Once the approval is secured farmers would then be allowed to farm so the cannabis can be exported and used domestically.
The government is hopeful this move will lift up impoverished farmers in the Rif mountains amid a growing legal global market for the drug.
Cannabis is mostly grown in the northern Rif mountains of Morocco.
Growing the plant is currently illegal but the production has been overlooked by authorities with Morocco among the top global producers of cannabis.
The bill covering the legal frame work for the production of cannabis in Morocco will get cabinet approval in March, according to local media reporting.
Improving farmers’ incomes and protecting them from drug traffickers are priority areas in the bill.
But the Parliament dominated by moderate Islamist PJD must still approve the plan even after cabinet approval.
There have been many failed attempts in the past to legalise cannabis farming in Morocco.
The current co-ruling PJD party however has majority members in parliament and appears to support the idea to legalize the plant after the U.N. drug agency removed it from its list of most tightly controlled narcotic drugs.

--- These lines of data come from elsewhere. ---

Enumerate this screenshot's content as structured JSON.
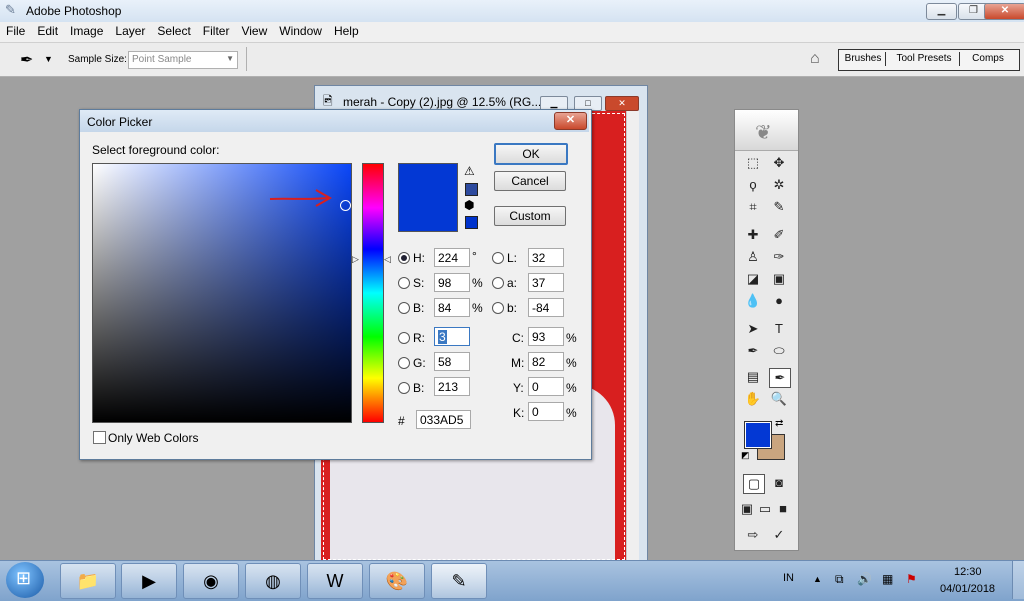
{
  "app": {
    "title": "Adobe Photoshop"
  },
  "menu": [
    "File",
    "Edit",
    "Image",
    "Layer",
    "Select",
    "Filter",
    "View",
    "Window",
    "Help"
  ],
  "options": {
    "sample_size_label": "Sample Size:",
    "sample_size_value": "Point Sample"
  },
  "palette_tabs": [
    "Brushes",
    "Tool Presets",
    "Comps"
  ],
  "document": {
    "title": "merah - Copy (2).jpg @ 12.5% (RG..."
  },
  "dialog": {
    "title": "Color Picker",
    "prompt": "Select foreground color:",
    "ok": "OK",
    "cancel": "Cancel",
    "custom": "Custom",
    "hsb": {
      "H": "224",
      "S": "98",
      "B": "84"
    },
    "hsb_labels": {
      "H": "H:",
      "S": "S:",
      "B": "B:"
    },
    "hsb_units": {
      "H": "°",
      "S": "%",
      "B": "%"
    },
    "lab": {
      "L": "32",
      "a": "37",
      "b": "-84"
    },
    "lab_labels": {
      "L": "L:",
      "a": "a:",
      "b": "b:"
    },
    "rgb": {
      "R": "3",
      "G": "58",
      "B": "213"
    },
    "rgb_labels": {
      "R": "R:",
      "G": "G:",
      "B": "B:"
    },
    "cmyk": {
      "C": "93",
      "M": "82",
      "Y": "0",
      "K": "0"
    },
    "cmyk_labels": {
      "C": "C:",
      "M": "M:",
      "Y": "Y:",
      "K": "K:"
    },
    "pct": "%",
    "hash": "#",
    "hex": "033AD5",
    "web_colors": "Only Web Colors",
    "new_color": "#0338d4"
  },
  "colors": {
    "foreground": "#0338d4",
    "background": "#c9a57f",
    "red": "#d81f1f"
  },
  "taskbar": {
    "lang": "IN",
    "time": "12:30",
    "date": "04/01/2018"
  }
}
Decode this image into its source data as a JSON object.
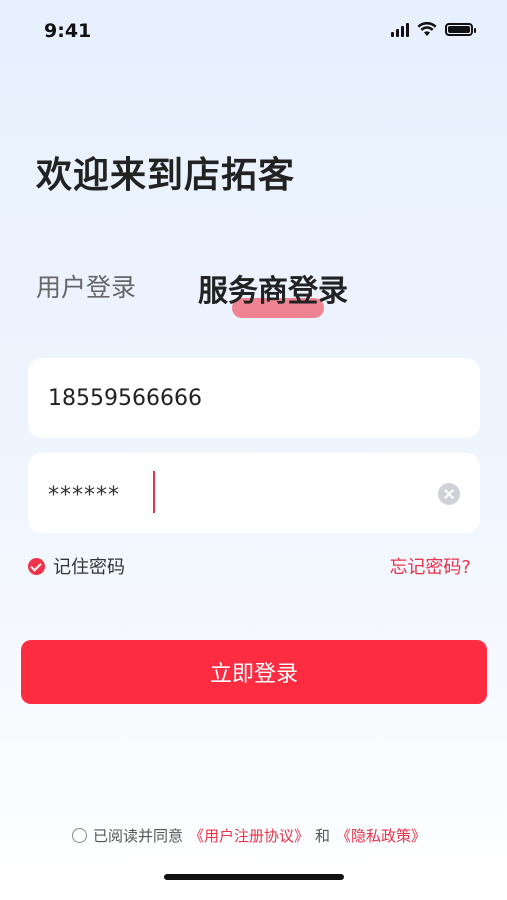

Many African countries are now going ahead with the change in legislation to allow for commercial production of cannabis for medicinal purposes.
Rwanda last year joined countries like Ghana, Malawi, Zimbabwe and South Africa who have already changed their laws on narcotics.
Cannabis Sativa has over 50,000 industrial uses, including being used as a cheaper alternative to cotton, paper car dashboards, and building houses and for medicinal purposes.
The Global Cannabis market is estimated currently at over US$ 100 billion and estimate for the next five years peg the market size at a staggering $ 300 billion.
The legal cannabis industry could be worth more than $7 billion by 2023 should more counties in Africa legalize the substance.
Marijuana still remains deeply ingrained in African tradition, recreation and economies.
Although illegal to posses it in Africa, cannabis is an important source of income for many.
Many African countries had tried to limit the use of marijuana but in recent years due to the lucrative nature of it, laws on the substance are changing.